戦後荒廃した我が国の再建を目指し、官民あげて産業の復興と工業技術の向上に取り組んだ。 産業の基礎技術である溶接技術の適用を推進する機関設置の必要性から、溶接学会が中心となって昭和24年、東京で日本溶接協会が設立された。 溶接協会は企業を主体として、溶接学会との協力体制をとり、溶接材料、溶接機器、船舶車両等の産業別と、試験検査、技術指導等の専門部会中心の組織で発足した。 その後、協会業務は溶接技術の調査研究をはじめ工業標準の作成、技術の認定検定など拡充された。 昭和30年頃には経済振興も軌道に乗って、神武景気、造船ブームが始まった。 新しい溶接法の紹介指導、溶接工技量検定開始に伴う技能者訓練、安全教育等の普及活動が要望され都道府県支部の結成が積極的に進められた。 広島県においても当県ご出身の故渡辺正紀教授のご尽力により溶接学会中国支部が後援して結成の運びとなった。 昭和31年2月21日原爆による倒壊を免れた広島商工会議所において、関係者により広島県支部設立総会が開催された。 総会は故河野良雄氏(東洋工業㈱常務取締役)司会で議事が進められ、支部規約の承認、役員の選出などが行われた。
大阪大学 渡辺正紀先生 当時の広島商工会議所
初代支部長に故川良武次氏(三菱造船㈱広島造船所長)が就任し、理事・役員に梅柱剛氏(三菱造船㈱)、故濱田日吉氏(播磨造船㈱)、故浜本博登氏(広島大学)等が選任され、事務所を広島県立呉工業試験場(呉市)に設置した。
初代支部長 川良武次氏 当時の広島県立呉工業試験場
以来、広島大学の浜本教授が中心となって県支部の運営に当たられ、県下主要企業から理事・役員を選出し、広島県支部の業務を通して溶接技術の普及向上に貢献してきた。 (尚、昭和56年5月26日浜本先生ご逝去後は、太田唯男氏(マツダ㈱)が引き継いだ。
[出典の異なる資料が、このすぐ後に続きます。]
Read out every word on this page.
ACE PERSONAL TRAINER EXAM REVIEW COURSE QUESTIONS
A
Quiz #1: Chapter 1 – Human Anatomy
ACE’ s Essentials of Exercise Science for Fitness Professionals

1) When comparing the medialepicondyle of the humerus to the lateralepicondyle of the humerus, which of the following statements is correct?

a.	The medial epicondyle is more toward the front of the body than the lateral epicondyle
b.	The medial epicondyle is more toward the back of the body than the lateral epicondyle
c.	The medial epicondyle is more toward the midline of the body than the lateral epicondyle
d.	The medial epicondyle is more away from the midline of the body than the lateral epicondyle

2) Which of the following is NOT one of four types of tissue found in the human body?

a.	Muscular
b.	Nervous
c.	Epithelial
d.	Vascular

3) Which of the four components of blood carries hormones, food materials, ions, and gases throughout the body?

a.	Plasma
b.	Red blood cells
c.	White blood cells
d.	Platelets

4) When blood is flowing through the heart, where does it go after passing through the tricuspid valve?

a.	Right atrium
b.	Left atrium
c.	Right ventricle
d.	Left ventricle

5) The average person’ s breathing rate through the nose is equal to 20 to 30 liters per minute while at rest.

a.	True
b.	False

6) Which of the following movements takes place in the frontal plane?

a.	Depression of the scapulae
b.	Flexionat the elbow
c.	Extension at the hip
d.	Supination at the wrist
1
) 中でも溶接技術競技会は毎年活発に行われ、全国大会でも別表の如く優秀な成績を収めている。 更に選手参加の幅を広げるため、競技会事前に技能講習会を開き、運棒操作の研修の場を提供するなど技能者活性化に果たした役割は大きい。
広島大学 浜本博登先生
全国溶接技術競技大会優勝者氏名(広島県代表選手)
県支部の活動として中国地区溶接技術検定委員会からの業務委託事項、事務処理の他、溶接技術の発展に伴い、30年代は新溶接材料機器、40年代は半自動化、省力省人化、50年代は特殊材料の溶接、平成に入ってからは無人化環境問題を中心に、講習会、展示会を行い、技術相談指導や、工場見学会も定期的に行われている。